I haven't had a problem with them but if you are concerned, just find some 240.


----------



## Cletis (Aug 20, 2010)

Yes. I would do a burn in if I was you if only for an hour or two. I usually try to burn in at least an hour on anything requiring another bucket truck lift to go back and fix


----------



## drumnut08 (Sep 23, 2012)

bobelectric said:


> I'm going to change 3 cobra head roadway lights to led units.Wanted to power them up to see them ,but they have that e-ballast.If I tested them at 120v,would they react to 240 volts or do the the ballast burn in at the initial power?


The may have been the case or strong rumor a few years ago , but today " smart ballasts " will operate just fine in the parameters of the voltage range . If it says 120-277 that includes everything in between . 208 and 240 volts are fine as well . The locking in at a lower voltage I think was never true . I just proved this on a job by taking lights that were once operating on 120 volts an re fed them with 240 , with no issues . If the ballast says 120 or 277 , that's a different story. Ballast manufacturers are attempting a one size fits all approach to this and it does make life a little easier .


----------



## 10492 (Jan 4, 2010)

I have never read anything* credible *about having to "burn in" LEDS.


----------



## drumnut08 (Sep 23, 2012)

bobelectric said:


> I'm going to change 3 cobra head roadway lights to led units.Wanted to power them up to see them ,but they have that e-ballast.If I tested them at 120v,would they react to 240 volts or do the the ballast burn in at the initial power?
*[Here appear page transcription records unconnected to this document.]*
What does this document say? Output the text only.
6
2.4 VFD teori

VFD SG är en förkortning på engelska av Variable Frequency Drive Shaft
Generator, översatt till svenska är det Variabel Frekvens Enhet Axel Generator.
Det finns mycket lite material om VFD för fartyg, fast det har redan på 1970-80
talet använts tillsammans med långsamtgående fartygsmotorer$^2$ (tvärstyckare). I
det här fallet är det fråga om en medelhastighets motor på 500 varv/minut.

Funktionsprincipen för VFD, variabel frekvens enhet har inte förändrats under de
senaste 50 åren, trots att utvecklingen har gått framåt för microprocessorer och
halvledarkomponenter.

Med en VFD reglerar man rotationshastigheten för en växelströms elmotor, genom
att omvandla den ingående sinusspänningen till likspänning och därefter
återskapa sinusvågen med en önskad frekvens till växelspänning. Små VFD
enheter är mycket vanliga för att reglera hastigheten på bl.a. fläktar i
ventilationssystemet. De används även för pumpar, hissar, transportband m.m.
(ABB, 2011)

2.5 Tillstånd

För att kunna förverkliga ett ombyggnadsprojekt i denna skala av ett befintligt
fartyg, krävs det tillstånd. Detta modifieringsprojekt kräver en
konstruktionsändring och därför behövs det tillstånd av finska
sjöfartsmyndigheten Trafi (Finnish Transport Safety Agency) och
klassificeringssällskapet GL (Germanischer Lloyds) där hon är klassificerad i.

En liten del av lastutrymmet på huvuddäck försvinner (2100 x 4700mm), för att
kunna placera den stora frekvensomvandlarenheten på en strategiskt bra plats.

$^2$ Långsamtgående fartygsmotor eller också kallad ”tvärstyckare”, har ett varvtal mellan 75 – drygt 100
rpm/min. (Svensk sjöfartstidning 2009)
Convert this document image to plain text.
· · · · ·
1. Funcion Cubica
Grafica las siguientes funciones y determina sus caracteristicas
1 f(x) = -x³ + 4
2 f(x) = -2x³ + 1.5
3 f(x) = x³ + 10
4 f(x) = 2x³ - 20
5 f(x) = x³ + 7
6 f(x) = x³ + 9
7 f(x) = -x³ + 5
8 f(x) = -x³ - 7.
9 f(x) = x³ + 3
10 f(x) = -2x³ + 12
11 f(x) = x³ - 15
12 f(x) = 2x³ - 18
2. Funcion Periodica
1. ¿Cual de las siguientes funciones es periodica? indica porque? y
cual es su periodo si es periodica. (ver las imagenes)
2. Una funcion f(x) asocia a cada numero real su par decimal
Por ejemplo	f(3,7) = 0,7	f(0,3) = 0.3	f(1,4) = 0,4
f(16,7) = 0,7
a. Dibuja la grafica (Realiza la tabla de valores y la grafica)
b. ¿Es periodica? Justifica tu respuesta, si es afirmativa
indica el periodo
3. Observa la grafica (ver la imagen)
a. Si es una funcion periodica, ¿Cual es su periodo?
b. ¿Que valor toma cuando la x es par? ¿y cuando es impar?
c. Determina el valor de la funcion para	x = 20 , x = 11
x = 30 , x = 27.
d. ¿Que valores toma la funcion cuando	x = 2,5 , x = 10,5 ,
Sorry , I missed that this was for LED lighting ! I have had no problem with smart ballasts and flourescent lighting . If say as long as the LED driver is rated for the voltage supplied , you're fine . None of these power supplies have a " locked in " voltage setting , so if you flash it at 120 and then decide 240 is a better way to power them , you can . Other than incandescent , most lighting is coming from the factory set up to work on various supply voltages .


----------



## bobelectric (Feb 24, 2007)

OK ,thanks.Just hooked them up at line voltage(240),they worked. When I redo a light ,I like to bench test .


----------



## Sanford Michael (Mar 22, 2013)

LED lights offer long service and high energy-efficiency, but initial costs are higher other lights. I believe that you can easily use 240 volts. Don't worry.


----------



## Electric_Light (Apr 6, 2010)

Dnkldorf said:


> I have never read anything* credible *about having to "burn in" LEDS.


Many products are burned in prior to shipment to avoid post-install failures, but some cheapo China made stuff aren't. 

All semiconductor products have a bath-tub curve (look it up) failure pattern. The failure is highest during the first few percent of the useful life and the last few percent. High stress accelerated wear process is used in production to weed out defective products to ensure satisfaction and protect brand image.


----------